Me? I was the boring one. My father had married above himself when he married Lady Johanne and took Earl Roul under his wing, but he was free to marry for love after Lady Johanne had died in childbirth with Aalis. My mother was a merchant’s daughter, his childhood sweetheart. His mother hadn’t liked her and relentlessly pushed him to climb higher. But when both Lady Johanne and his mother were dead, he was free to follow his heart.
He lost a second wife in childbirth when I came into the world less than two years later. He easily could have resented me for stealing his wife, but he said that I was just as beautiful as she had been. He saw her in me. My face was deceptively angelic. In our village, I was known as Belle Cateline and sometimes Belle for short.
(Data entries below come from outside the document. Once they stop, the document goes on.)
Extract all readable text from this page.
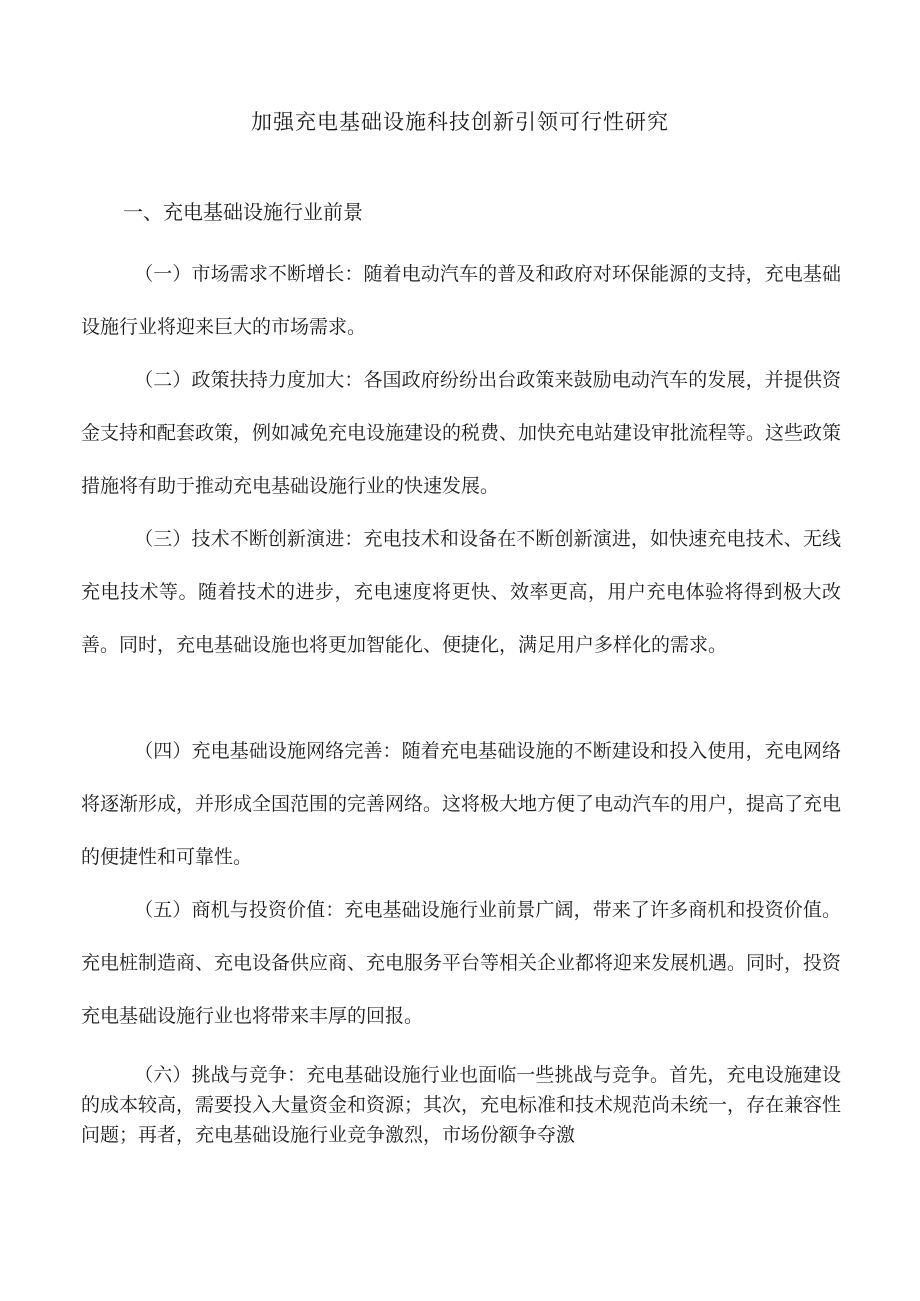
加强充电基础设施科技创新引领可行性研究
一、充电基础设施行业前景

（一）市场需求不断增长：随着电动汽车的普及和政府对环保能源的支持，充电基础设施行业将迎来巨大的市场需求。

（二）政策扶持力度加大：各国政府纷纷出台政策来鼓励电动汽车的发展，并提供资金支持和配套政策，例如减免充电设施建设的税费、加快充电站建设审批流程等。这些政策措施将有助于推动充电基础设施行业的快速发展。

（三）技术不断创新演进：充电技术和设备在不断创新演进，如快速充电技术、无线充电技术等。随着技术的进步，充电速度将更快、效率更高，用户充电体验将得到极大改善。同时，充电基础设施也将更加智能化、便捷化，满足用户多样化的需求。

（四）充电基础设施网络完善：随着充电基础设施的不断建设和投入使用，充电网络将逐渐形成，并形成全国范围的完善网络。这将极大地方便了电动汽车的用户，提高了充电的便捷性和可靠性。

（五）商机与投资价值：充电基础设施行业前景广阔，带来了许多商机和投资价值。充电桩制造商、充电设备供应商、充电服务平台等相关企业都将迎来发展机遇。同时，投资充电基础设施行业也将带来丰厚的回报。

（六）挑战与竞争：充电基础设施行业也面临一些挑战与竞争。首先，充电设施建设的成本较高，需要投入大量资金和资源；其次，充电标准和技术规范尚未统一，存在兼容性问题；再者，充电基础设施行业竞争激烈，市场份额争夺激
My father never remarried. His business boomed as he threw himself into growing his business interests, and so he was often gone. I was raised by a nanny and then a governess, and I could have been sent to finishing school as my older half-sisters had been, but instead I had preferred to stay at home. I liked the solitude of our home, even if my sisters hated it. They threw it in my face that they’d gone and seen the world while I was a homebody who just stayed home. They had titles, too, since their mother was noble. They made me call them Lady Aalis and Lady Melisende. At most, I got an “Honorable” before my name, but it didn’t mean very much. We might have shared a father, but they were descended from royalty and I wasn’t. I learned at an early age that I needed to disappear as often as possible or they would make me play games where I was their servant.
Thus, my refuge in the stables.
I went up to the hayloft where I kept a bag full of apples with my books. I could stay there as long as I wanted to.
Return
Cateline
“Don’t you think that it’s strange that Father hasn’t returned?” I walked into Lady Melisende in the breakfast room. She was wearing an evening gown.
“Father? What nonsense is this?” She ate a bite of eggs.
“He’s not back. It’s not like him not to respond. I’ve been sending a carrier pigeon every day, but he hasn’t responded to me for a week.”